Post by LadyA » Sat Apr 13, 2019 9:13 am

I've not got any screening up yet! Still haven't decided what to go with. But I do have six new brown girls! :) :) Gosh, though, when it came to it, I found myself not wanting to just go and get them!! Making all sorts of excuses to myself for not actually getting into the car and going! It's not that far, usually takes maybe 40/45 minutes to get there. And yesterday, getting there was fine. It's a commercial poultry farm. They raise from day old to pOL, to sell on to farms, egg producers, and individuals. They've been raising poultry for over 50 years!
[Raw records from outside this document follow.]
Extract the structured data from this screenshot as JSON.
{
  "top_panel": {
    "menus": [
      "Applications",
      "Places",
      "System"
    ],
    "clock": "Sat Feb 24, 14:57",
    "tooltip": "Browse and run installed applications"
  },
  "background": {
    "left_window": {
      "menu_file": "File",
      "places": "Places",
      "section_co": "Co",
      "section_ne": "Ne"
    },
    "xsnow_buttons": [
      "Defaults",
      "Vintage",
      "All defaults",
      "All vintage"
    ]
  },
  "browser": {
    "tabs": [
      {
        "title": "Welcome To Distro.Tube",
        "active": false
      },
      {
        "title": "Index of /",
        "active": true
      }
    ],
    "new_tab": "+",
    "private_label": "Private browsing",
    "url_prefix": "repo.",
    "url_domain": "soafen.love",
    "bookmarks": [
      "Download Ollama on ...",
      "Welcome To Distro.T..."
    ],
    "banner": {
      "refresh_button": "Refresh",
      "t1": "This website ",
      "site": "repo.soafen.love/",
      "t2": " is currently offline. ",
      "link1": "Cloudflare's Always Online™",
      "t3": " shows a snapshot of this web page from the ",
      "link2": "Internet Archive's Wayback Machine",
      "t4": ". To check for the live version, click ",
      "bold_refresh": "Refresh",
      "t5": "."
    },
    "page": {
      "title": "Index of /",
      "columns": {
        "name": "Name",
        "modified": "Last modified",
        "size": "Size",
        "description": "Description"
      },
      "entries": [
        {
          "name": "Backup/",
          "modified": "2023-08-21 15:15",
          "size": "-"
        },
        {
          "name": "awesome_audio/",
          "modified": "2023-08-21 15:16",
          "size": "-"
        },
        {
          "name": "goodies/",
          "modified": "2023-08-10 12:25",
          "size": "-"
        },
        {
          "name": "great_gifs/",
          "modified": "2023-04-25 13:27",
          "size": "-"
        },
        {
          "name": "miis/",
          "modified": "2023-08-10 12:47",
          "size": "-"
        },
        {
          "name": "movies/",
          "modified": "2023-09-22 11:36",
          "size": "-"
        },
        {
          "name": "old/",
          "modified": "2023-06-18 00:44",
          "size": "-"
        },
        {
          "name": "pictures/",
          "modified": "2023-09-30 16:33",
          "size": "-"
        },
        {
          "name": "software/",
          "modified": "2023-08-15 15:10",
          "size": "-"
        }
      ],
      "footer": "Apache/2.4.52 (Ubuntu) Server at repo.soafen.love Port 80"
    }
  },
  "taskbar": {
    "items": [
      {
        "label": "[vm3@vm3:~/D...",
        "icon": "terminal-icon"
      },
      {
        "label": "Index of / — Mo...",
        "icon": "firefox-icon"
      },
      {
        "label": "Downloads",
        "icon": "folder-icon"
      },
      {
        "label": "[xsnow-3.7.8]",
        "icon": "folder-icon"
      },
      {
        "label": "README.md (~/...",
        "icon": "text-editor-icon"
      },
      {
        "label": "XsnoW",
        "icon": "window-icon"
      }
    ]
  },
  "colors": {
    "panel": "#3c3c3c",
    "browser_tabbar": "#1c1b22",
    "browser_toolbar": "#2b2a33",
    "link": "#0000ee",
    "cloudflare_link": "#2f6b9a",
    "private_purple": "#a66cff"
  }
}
They've got a huge variety of colours etc. now, but I've found the brown girls suit me best.
But, my goodness, the traffic on the way home!! |Not sure why. It took me over 1 1/2 hours to get home. I was getting worried about the hens, although they were quite comfy, in two large cat boxes with lots of straw in the bottom. Was fine when the car was driving, as they were getting plenty of air, but when I was creeping along for 40 minutes in 1st & 2nd gear, the car got very stuffy & warm, even with the windows down. Anyway, I shut them in their house when we got home with food and water and got two eggs yesterday evening! They are fine healthy looking birds, so I hope the stress of the move doesn't affect them too badly. I've opened the door into the run this morning, but so far, nobody has ventured out, although little chickeny faces have been peeping out all morning.

Six hens is really more than I need, but I'm looking ahead. If they do as well as the last lot, then with an extra hen, maybe I'll be able to keep them longer, and still have enough eggs, even when they start going out of lay in a couple of years.
Lead me not into temptation. I can find the way myself!